In the morning, we went to visit a tile factory and pottery where they made mosaic table tops as well as pots, bowls and tiles. Rather than painting a pattern onto the tiles with a glaze, there was a
boy who chipped away with a pointed hammer at a glazed tile onto which he had drawn a pattern to reveal the design. We had an excellent guide in Fez, who took us around the old city and knew a lot
about the history. (I'm afraid to say that I have forgotten most, if not all, of it). I'm sure that we would not have ventured so far, so confidently without him; we ended up in weaving shops,
mosques and had lunch up an alleyway, in a house we would never have found had we been on our own.
We had to get up really early the next morning as we were supposed to go to Merzouga and the dessert in time to see the sunset. This is normally a long day of continuous driving, but this was not to be the case on this trip.

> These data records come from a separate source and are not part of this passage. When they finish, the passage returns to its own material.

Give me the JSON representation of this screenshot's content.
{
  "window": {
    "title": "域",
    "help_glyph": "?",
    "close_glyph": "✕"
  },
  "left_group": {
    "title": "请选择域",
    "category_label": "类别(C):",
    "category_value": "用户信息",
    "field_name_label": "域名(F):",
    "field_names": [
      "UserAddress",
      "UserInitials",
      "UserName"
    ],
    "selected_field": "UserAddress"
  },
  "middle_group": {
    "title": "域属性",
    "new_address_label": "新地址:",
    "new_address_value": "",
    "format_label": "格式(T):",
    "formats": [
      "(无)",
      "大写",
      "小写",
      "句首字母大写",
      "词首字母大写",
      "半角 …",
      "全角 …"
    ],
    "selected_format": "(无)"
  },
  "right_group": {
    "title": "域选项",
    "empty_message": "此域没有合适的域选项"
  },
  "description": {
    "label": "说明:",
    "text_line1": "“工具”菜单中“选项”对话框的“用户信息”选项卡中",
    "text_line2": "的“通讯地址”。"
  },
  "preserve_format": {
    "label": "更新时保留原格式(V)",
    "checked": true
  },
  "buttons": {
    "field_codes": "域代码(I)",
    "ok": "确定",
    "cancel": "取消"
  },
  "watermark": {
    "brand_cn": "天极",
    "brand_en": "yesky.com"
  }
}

It decided to rain for the first time in seven years. We didn't think much of this at first as we came from England where it rains all the time, so it wasn't until we stopped
while the local municipality dragged another waterlogged vehicle out of the road that things finally sunk in. Rivers sprung up where there were usually none and normally dry fords became impassable.
Most people just sat patiently waiting for the river to subside, but some Spaniards were trying to run a rally and kept pushing to the front of each obstacle. We eventually arrived in Merzouga well after midnight and
transferred into Land Rovers to speed across the dessert to our hotel and bed.